As taxas de mortalidade do hospital eram altas, chegando no seu primeiro ano de funcionamento a 37%, número que gerou críticas da imprensa leiga. Pontes de Carvalho defendia-se dizendo que além da gravidade da doença muitos dos seus colegas “…só se lembram do Hospital Domingos Freire quando vêem seus clientes sem mais esperanças de vida”.
Como a febre amarela estava longe de ser a única endemia no Pará, o hospital começou a atender diferentes clientelas variando com o sabor das epidemias e surtos que acometeram o estado na primeira década do século XX, sendo ali internados casos de tifo, impaludismo, peste bubônica, tuberculose e mesmo varíola quando o “São Sebastião” não era suficiente.
Independentemente da doença que fosse os pacientes chegavam ao “Domingos Freire” muitas vezes em estado grave, a ponto de em 1905, em um período que este se voltou para a tuberculose, o governador de então, Augusto Montenegro, declarou que os pacientes que ali se recolhiam “… não são mais doentes, são condenados a morte certa, que vem encontrar na caridade do governo um simples alivio para os seus últimos dias”.

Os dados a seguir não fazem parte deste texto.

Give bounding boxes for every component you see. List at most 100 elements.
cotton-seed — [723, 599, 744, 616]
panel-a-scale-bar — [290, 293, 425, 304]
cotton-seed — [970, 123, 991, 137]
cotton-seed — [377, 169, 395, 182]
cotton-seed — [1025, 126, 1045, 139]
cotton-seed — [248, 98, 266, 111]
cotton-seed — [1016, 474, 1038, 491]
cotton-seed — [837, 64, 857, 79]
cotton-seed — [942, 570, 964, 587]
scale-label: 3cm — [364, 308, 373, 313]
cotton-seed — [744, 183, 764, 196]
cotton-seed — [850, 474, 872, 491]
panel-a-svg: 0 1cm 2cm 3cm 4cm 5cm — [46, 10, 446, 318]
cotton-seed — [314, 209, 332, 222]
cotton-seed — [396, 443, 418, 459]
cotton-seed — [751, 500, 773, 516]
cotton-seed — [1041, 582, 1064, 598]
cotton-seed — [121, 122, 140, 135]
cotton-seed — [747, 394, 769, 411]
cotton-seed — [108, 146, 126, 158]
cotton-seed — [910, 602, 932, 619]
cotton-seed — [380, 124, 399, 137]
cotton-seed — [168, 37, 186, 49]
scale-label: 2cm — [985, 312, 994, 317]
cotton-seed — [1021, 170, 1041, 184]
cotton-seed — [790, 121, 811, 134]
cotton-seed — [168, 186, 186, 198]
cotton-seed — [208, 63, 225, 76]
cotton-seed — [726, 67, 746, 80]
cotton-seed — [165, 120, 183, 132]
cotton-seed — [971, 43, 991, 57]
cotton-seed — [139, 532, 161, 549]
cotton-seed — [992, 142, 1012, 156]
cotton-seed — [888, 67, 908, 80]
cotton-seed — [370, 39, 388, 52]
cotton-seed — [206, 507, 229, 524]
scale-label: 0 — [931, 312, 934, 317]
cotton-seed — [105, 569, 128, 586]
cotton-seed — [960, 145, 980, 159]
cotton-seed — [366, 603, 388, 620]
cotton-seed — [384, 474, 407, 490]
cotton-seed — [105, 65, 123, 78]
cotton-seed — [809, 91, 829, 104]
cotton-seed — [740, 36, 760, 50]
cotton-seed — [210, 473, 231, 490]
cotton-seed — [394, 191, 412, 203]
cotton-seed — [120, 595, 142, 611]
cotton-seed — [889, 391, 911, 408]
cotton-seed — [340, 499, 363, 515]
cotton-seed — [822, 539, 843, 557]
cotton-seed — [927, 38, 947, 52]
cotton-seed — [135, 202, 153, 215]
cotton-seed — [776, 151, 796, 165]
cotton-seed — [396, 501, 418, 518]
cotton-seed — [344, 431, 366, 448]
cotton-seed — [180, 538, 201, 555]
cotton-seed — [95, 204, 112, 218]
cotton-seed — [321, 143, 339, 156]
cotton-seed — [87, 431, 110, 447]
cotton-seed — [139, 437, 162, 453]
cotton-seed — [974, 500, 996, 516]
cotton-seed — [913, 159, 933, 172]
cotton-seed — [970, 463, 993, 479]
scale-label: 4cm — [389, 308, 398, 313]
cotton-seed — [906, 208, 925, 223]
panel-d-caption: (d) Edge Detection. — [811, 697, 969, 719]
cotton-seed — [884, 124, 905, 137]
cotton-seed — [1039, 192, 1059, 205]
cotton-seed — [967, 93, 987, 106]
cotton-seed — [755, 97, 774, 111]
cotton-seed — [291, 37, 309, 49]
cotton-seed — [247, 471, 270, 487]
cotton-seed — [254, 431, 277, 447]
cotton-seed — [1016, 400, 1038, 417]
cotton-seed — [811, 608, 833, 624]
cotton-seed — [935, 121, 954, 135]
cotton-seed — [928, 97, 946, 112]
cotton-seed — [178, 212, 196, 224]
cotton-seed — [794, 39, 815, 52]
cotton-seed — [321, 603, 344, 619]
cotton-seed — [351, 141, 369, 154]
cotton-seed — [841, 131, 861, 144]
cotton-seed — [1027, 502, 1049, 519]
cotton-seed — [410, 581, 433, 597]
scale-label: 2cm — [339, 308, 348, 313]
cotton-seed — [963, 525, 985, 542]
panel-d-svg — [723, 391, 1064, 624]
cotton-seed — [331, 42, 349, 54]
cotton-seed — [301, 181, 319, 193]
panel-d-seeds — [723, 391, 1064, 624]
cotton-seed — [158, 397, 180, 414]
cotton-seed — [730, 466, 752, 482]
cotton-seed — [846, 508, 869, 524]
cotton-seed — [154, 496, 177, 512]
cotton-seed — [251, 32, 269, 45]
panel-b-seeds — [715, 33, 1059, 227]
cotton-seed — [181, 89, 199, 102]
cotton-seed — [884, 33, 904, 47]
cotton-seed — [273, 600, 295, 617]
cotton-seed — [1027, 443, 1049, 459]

Alguns anos depois, já no governo João Coelho, com o recrudescimento da febre amarela o hospital retornava a sua antiga função. Graças a vitoriosa campanha encabeçada por Oswaldo Cruz a febre amarela urbana seria erradicada em Belém em outubro de 1911. No ano seguinte, um pavilhão do “Domingos Freire” que servia de moradia para as irmãs foi adaptado para isolar os pacientes com febre amarela que desembarcavam em Belém recebendo o nome de “Pavilhão Oswaldo Cruz”. Em 1914 o hospital, já sob a direção do médico Américo Campos, foi readaptado para o isolamento de pacientes tuberculosos permanecendo nesta função até seu desaparecimento.

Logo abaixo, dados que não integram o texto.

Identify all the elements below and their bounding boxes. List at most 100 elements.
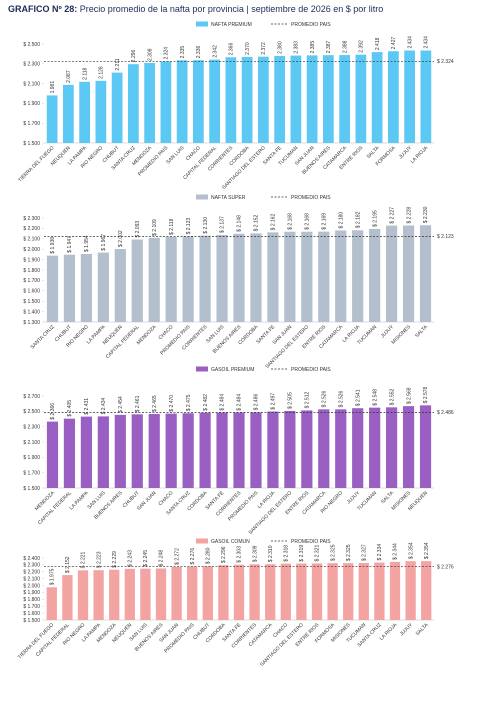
x-tick-label: CAPITAL FEDERAL <box>37 490 73 526</box>
value-label: $ 2.465 <box>152 395 158 412</box>
value-label: $ 2.548 <box>372 389 378 406</box>
value-label: $ 2.180 <box>338 212 344 229</box>
bar <box>63 418 76 488</box>
value-label: $ 2.578 <box>423 386 429 403</box>
value-label: $ 2.497 <box>271 393 277 410</box>
value-label: $ 2.272 <box>174 548 180 565</box>
value-label: $ 2.195 <box>372 210 378 227</box>
value-label: $ 2.182 <box>355 211 361 228</box>
value-label: 1.981 <box>50 81 56 94</box>
y-tick-label: $ 2.100 <box>23 237 40 243</box>
bar <box>284 231 296 322</box>
bar <box>193 60 204 143</box>
bar <box>109 569 120 620</box>
y-tick-label: $ 1.500 <box>23 618 40 624</box>
value-label: $ 1.954 <box>84 235 90 252</box>
average-label: $ 2.324 <box>437 59 454 65</box>
bar <box>267 411 279 488</box>
y-tick-label: $ 2.500 <box>23 409 40 415</box>
bar <box>111 72 123 143</box>
legend-label: NAFTA SUPER <box>211 195 246 201</box>
bar <box>306 55 318 144</box>
value-label: $ 2.309 <box>252 545 258 562</box>
value-label: $ 2.152 <box>254 214 260 231</box>
value-label: $ 2.093 <box>135 221 141 238</box>
bar <box>202 566 213 620</box>
bar <box>386 225 398 322</box>
y-tick-label: $ 1.900 <box>23 455 40 461</box>
value-label: $ 2.223 <box>96 551 102 568</box>
page-title: GRAFICO Nº 28: Precio promedio de la naf… <box>8 4 383 14</box>
y-tick-label: $ 1.500 <box>23 486 40 492</box>
value-label: $ 2.505 <box>288 392 294 409</box>
bar <box>80 416 92 488</box>
value-label: $ 2.229 <box>112 551 118 568</box>
y-tick-label: $ 1.500 <box>23 299 40 305</box>
value-label: $ 2.325 <box>346 544 352 561</box>
y-tick-label: $ 1.700 <box>23 604 40 610</box>
value-label: $ 2.454 <box>118 396 124 413</box>
average-label: $ 2.486 <box>437 410 454 416</box>
y-tick-label: $ 2.100 <box>23 440 40 446</box>
bar <box>63 84 74 143</box>
bar <box>79 81 90 143</box>
bar <box>199 412 211 488</box>
average-label: $ 2.123 <box>437 234 454 240</box>
y-tick-label: $ 1.800 <box>23 597 40 603</box>
x-tick-label: LA RIOJA <box>379 622 399 642</box>
bar <box>46 95 58 143</box>
y-tick-label: $ 2.200 <box>23 570 40 576</box>
average-label: $ 2.276 <box>437 564 454 570</box>
value-label: 2.308 <box>147 48 153 61</box>
bar <box>46 587 57 620</box>
y-tick-label: $ 2.300 <box>23 424 40 430</box>
value-label: $ 2.461 <box>135 395 141 412</box>
value-label: $ 2.152 <box>65 556 71 573</box>
y-tick-label: $ 1.600 <box>23 611 40 617</box>
value-label: $ 2.475 <box>186 394 192 411</box>
bar <box>93 570 104 620</box>
legend-label: PROMEDIO PAIS <box>291 195 331 201</box>
value-label: $ 2.486 <box>254 394 260 411</box>
bar <box>233 564 245 620</box>
bar <box>388 51 399 143</box>
value-label: $ 2.318 <box>284 545 290 562</box>
value-label: $ 2.512 <box>305 392 311 409</box>
bar <box>209 59 220 143</box>
bar <box>339 55 350 144</box>
bar <box>369 407 381 488</box>
bar <box>327 563 338 620</box>
value-label: 2.370 <box>245 42 251 55</box>
bar <box>343 563 354 620</box>
legend-label: PROMEDIO PAIS <box>291 539 331 545</box>
y-tick-label: $ 1.300 <box>23 320 40 326</box>
value-label: 2.342 <box>212 45 218 58</box>
value-label: $ 2.434 <box>101 397 107 414</box>
x-tick-label: JUJUY <box>346 490 362 506</box>
value-label: 2.383 <box>294 41 300 54</box>
legend-label: NAFTA PREMIUM <box>211 22 252 28</box>
bar <box>290 55 302 143</box>
value-label: 2.418 <box>375 37 381 50</box>
bar <box>250 233 262 322</box>
value-label: $ 2.168 <box>305 213 311 230</box>
bar <box>171 566 182 620</box>
value-label: $ 2.405 <box>67 400 73 417</box>
y-tick-label: $ 1.700 <box>23 121 40 127</box>
value-label: $ 2.123 <box>186 218 192 235</box>
y-tick-label: $ 2.700 <box>23 394 40 400</box>
bar <box>155 568 167 620</box>
bar <box>352 230 364 322</box>
bar <box>46 255 59 322</box>
bar <box>165 413 177 488</box>
bar <box>249 564 260 620</box>
value-label: $ 2.230 <box>423 206 429 223</box>
y-tick-label: $ 2.400 <box>23 556 40 562</box>
x-tick-label: PROMEDIO PAIS <box>227 490 260 523</box>
y-tick-label: $ 1.700 <box>23 470 40 476</box>
bar <box>218 565 229 620</box>
value-label: $ 2.221 <box>81 551 87 568</box>
bar <box>358 563 369 620</box>
value-label: $ 2.118 <box>169 218 175 235</box>
value-label: $ 2.366 <box>50 403 56 420</box>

Na década de 40, enquanto aguardava a eterna construção do HUJBB, o “Domingos Freire” já estava mais do que insuficiente, sendo descrito pelo jornal “Folha Vespertina” como um hospital velho e inadequado, que estava longe de satisfazer as necessidades de um hospital para tuberculosos, onde não havia arejamento. Faltavam alimentos e medicamentos, com material cirúrgico obsoleto, sem ter sequer sala de operações e o único aparelho de pneumotórax ali instalado (tratamento em voga na época) estava colocado em um antigo quarto de um pensionista na falta de local adequado.
Com o início do funcionamento do HUJBB em 15 de agosto de 1959, recebendo 16 pacientes provenientes do “Domingos Freire”, uma nova instituição nascia, enquanto outra dava os últimos passos até sua extinção em 1964. O evento não marcou apenas uma simples troca de hospitais, mas o fim de uma era de terapêutica incerta em que a única forma de evitar a disseminação de certas doenças infecto-contagiosas era a segregação absoluta dos pacientes acometidos com seu total isolamento do convívio social que ia muitas vezes até à morte.

Referências:
Revista Pará-Médico nº 1. Novembro de 1900.
Revista Pará-Médico nº 2. Dezembro de 1900.
Revista Pará-Médico nº 6. Abril de 1901.
AMARAL COSTA, Carlos A. Oswaldo Cruz e
a Febre Amarela no Pará. Conselho Estadual de
Cultura. Grafisa. 1972.
MONTENEGRO, Augusto. Mensagem dirigida
ao congresso legislativo do Pará pelo governador
Augusto Montenegro. Imprensa Oficial. 1905.
Jornal “Folha Vespertina” de 7 de outubro de 1947.

*Médico formado pela Universidade Federal
do Pará (UFPA). Patologista pela Universidade
Federal do Triângulo Mineiro (UFTM).
Especialista em Patologia pela AMB.

Texto origialmente publicado no jornal CRM-PA ANO XII Nº76 / janeiro a fevereiro de 2009.